Many of the authors of the USGS' recent report on uranium in the Arizona Strip were there, gave summaries of their results and discussed the level of certainties and the unknowns.
The uniqueness of Arizona's uranium breccia pipe province really stood out compared to resources in the other Plateau states and Wyoming: the richness of the pipe mineralization and the potential for vastly greater numbers of previously undiscovered breccia pipes. I showed a slide from Quaterra Resources of the geophysical anomalies that exploration companies are discovering in the region, that may indicate vastly more breccia pipes being present than ever imagined. We don't know at this point how many of the anomalies will be confirmed as pipes and how many of them will be mineralized. But it certainly raises the possibility that northern Arizona could hold not only one of the richer but also one of the larger uranium resources in the country and the world. [right, some uranium breccia pipes and exploration targets in the Arizona Strip. Credit, Quaterra Resources]

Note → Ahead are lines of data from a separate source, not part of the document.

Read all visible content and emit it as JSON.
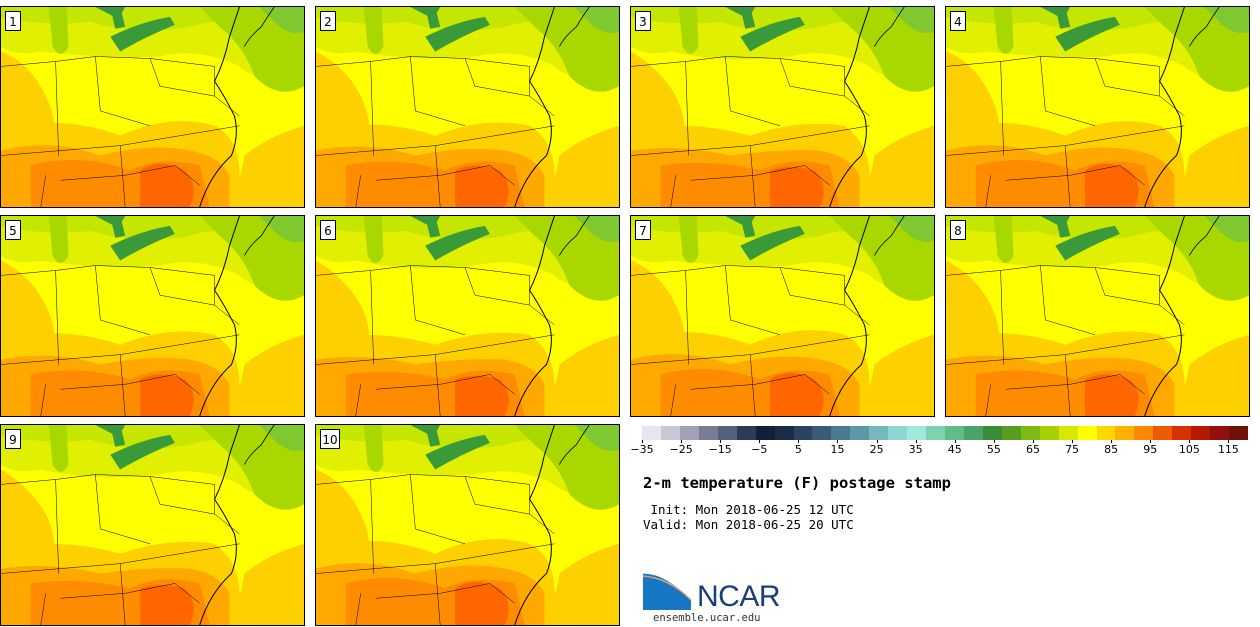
{
  "figure": {
    "title": "2-m temperature (F) postage stamp",
    "init": " Init: Mon 2018-06-25 12 UTC",
    "valid": "Valid: Mon 2018-06-25 20 UTC",
    "source_url": "ensemble.ucar.edu",
    "logo_text": "NCAR"
  },
  "members": [
    {
      "label": "1"
    },
    {
      "label": "2"
    },
    {
      "label": "3"
    },
    {
      "label": "4"
    },
    {
      "label": "5"
    },
    {
      "label": "6"
    },
    {
      "label": "7"
    },
    {
      "label": "8"
    },
    {
      "label": "9"
    },
    {
      "label": "10"
    }
  ],
  "colorbar": {
    "variable": "2-m temperature",
    "units": "F",
    "min": -35,
    "max": 120,
    "step": 5,
    "tick_labels": [
      "-35",
      "-25",
      "-15",
      "-5",
      "5",
      "15",
      "25",
      "35",
      "45",
      "55",
      "65",
      "75",
      "85",
      "95",
      "105",
      "115"
    ],
    "tick_values": [
      -35,
      -25,
      -15,
      -5,
      5,
      15,
      25,
      35,
      45,
      55,
      65,
      75,
      85,
      95,
      105,
      115
    ],
    "colors": [
      "#e6e6ee",
      "#c8c8d6",
      "#a0a0b6",
      "#7a7c94",
      "#55607a",
      "#2f3a55",
      "#14203a",
      "#1c2c48",
      "#2a4460",
      "#3a5a78",
      "#4a7a90",
      "#5e98a6",
      "#76b8bc",
      "#8ed6d0",
      "#9ee8dc",
      "#7ed2b0",
      "#62bc88",
      "#4aa466",
      "#3a8c3a",
      "#5a9e20",
      "#80b814",
      "#a8d000",
      "#d8e800",
      "#ffff00",
      "#ffd800",
      "#ffb000",
      "#ff8800",
      "#f05a00",
      "#d83000",
      "#b81800",
      "#941010",
      "#701008"
    ]
  },
  "map_colors": {
    "hot_95": "#ff6600",
    "hot_90": "#ff8c00",
    "warm_85": "#ffa800",
    "warm_80": "#ffd000",
    "mild_75": "#ffff00",
    "mild_70": "#e0f000",
    "cool_65": "#c4e600",
    "cool_60": "#a8d800",
    "cooler_55": "#80c830",
    "lake": "#3a9a3a",
    "outline": "#000000"
  }
}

The USGS minerals group is talking about the need for an updated national uranium assessment but the extent and nature of that undertaking is still in preliminary form. The recent USGS report on northern Arizona appears to be the first integrated ("life-cycle") approach they've taken for minerals. It seems to me that they will continue with this, despite the larger staff and financial resources needed to undertake studies like this.